Esa misma noche, cuando mi padre soltó enfurecido a donde tenía que ir Alejandro por voluntad propia, mi casa se volvió más oscura de lo que se estaba volviendo.
Mi madre, Laura Martínez. Esa madre que tenía una sonrisa deslumbrante y una piel decorosa. La que siempre animaba todas las comidas familiares con sus peculiares anécdotas y sus refranes, se convirtió esa noche de verano de 1990 en otra persona para mí.
Se encerró con mí padre en el dormitorio de matrimonio.
Pusieron el pestillo.
Comenzaron los gritos.
Los golpes secos a la pared y a la puerta.
Los sollozos de mi madre.
Seguro que mi padre estaba haciendo sus aspavientos característicos.Hubo un silencio penetrante.
El pestillo se abrió. Mis padres salieron.
Mi padre encendió un cigarrillo en el salón y se sentó en un sillón.
Mi madre fue al baño y cerró la puerta. Estuvo 10 minutos lamentándose y hablando sola.
Decía unas barbaridades que no eran propias de ella.No quería seguir escuchando, no podía seguir escuchando.

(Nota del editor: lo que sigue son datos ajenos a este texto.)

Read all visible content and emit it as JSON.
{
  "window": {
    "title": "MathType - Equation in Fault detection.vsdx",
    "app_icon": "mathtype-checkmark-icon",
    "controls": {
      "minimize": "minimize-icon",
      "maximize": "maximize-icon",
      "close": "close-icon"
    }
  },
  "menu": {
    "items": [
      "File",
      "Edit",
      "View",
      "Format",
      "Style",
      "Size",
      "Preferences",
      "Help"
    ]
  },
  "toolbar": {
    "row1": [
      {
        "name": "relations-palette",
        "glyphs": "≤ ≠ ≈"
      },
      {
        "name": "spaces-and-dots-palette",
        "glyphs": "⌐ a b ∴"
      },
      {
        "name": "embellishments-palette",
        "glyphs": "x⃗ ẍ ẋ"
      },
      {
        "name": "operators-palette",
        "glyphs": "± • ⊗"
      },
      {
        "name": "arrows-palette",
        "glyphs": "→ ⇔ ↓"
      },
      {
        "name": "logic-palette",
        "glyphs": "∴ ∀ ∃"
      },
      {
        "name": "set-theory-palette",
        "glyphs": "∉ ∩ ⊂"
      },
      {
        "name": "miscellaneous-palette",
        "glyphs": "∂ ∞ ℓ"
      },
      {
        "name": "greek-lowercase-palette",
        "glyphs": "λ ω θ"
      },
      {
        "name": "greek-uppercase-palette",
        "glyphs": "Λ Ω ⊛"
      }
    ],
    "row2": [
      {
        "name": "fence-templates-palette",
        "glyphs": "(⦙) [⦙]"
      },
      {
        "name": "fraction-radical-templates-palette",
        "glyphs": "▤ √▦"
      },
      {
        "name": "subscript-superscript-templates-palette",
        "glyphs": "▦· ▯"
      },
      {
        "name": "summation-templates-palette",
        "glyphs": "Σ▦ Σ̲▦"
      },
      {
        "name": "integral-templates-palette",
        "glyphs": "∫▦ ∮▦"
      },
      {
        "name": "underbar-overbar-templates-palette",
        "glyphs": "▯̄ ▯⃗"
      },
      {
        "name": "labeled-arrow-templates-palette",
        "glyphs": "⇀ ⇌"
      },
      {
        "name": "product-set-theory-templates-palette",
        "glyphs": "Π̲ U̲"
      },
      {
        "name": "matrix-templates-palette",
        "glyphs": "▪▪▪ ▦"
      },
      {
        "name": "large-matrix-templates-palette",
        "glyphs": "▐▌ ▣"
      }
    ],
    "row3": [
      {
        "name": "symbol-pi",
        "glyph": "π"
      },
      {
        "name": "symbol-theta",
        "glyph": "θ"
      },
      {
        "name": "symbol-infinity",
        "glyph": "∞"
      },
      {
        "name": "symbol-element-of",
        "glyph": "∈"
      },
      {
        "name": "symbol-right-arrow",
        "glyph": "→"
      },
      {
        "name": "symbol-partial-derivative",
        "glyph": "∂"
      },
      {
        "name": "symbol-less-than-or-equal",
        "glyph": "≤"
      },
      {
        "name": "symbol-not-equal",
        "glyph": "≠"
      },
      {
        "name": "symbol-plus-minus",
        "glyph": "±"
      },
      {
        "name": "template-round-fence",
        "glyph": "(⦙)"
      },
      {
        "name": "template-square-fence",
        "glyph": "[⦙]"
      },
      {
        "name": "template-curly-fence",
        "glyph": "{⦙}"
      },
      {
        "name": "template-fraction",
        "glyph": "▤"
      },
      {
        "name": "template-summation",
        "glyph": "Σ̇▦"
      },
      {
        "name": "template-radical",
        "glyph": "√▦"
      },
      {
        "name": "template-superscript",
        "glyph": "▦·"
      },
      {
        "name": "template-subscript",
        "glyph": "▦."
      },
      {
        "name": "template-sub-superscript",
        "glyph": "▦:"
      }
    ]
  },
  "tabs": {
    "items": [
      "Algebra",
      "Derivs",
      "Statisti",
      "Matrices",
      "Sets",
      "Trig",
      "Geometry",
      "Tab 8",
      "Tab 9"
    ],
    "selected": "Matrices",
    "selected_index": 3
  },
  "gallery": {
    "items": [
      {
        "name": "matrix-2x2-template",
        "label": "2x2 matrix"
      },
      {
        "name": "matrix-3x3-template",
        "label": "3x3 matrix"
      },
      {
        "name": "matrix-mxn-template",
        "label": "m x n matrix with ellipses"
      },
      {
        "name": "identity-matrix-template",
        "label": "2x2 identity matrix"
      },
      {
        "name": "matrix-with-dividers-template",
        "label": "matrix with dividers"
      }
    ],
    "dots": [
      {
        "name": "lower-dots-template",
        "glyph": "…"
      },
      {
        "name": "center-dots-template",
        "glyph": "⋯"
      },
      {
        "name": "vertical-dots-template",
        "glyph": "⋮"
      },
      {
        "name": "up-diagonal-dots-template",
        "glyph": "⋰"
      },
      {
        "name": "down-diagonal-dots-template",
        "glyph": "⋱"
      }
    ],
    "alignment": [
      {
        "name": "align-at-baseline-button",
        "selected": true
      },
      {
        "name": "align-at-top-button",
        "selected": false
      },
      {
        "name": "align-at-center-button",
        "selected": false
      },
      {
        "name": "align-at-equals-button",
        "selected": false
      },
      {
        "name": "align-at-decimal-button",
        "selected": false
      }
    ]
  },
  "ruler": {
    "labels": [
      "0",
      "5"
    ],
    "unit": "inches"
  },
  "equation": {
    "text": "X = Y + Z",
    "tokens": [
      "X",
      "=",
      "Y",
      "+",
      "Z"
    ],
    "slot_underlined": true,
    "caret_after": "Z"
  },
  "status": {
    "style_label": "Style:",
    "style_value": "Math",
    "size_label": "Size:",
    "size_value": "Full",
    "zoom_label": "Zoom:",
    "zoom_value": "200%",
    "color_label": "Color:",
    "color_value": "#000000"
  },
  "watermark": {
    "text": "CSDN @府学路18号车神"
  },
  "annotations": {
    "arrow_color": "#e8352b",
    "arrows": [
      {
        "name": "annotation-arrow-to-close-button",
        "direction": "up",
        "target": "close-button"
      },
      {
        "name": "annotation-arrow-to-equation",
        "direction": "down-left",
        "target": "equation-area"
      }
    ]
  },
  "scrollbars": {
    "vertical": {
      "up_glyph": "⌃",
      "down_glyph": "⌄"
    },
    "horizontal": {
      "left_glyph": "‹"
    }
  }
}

Como decía anteriormente, esa noche,
deje de ser un niño.Quiero volver al pasado, ojalá hubiese podido en ese momento parar el tiempo y retroceder. Sobre este pensamiento de adulto, lo tendré que dejar un tiempo aparcado. Os aseguro que tendré que hablar del tiempo en otro momento.
La sonrisa de mi madre no apareció esa noche, desapareció.
Lo que también desapareció esa noche calurosa de julio, fue mi niñez, deje de ser un niño a la temprana edad de 10 años.
Nada es eterno.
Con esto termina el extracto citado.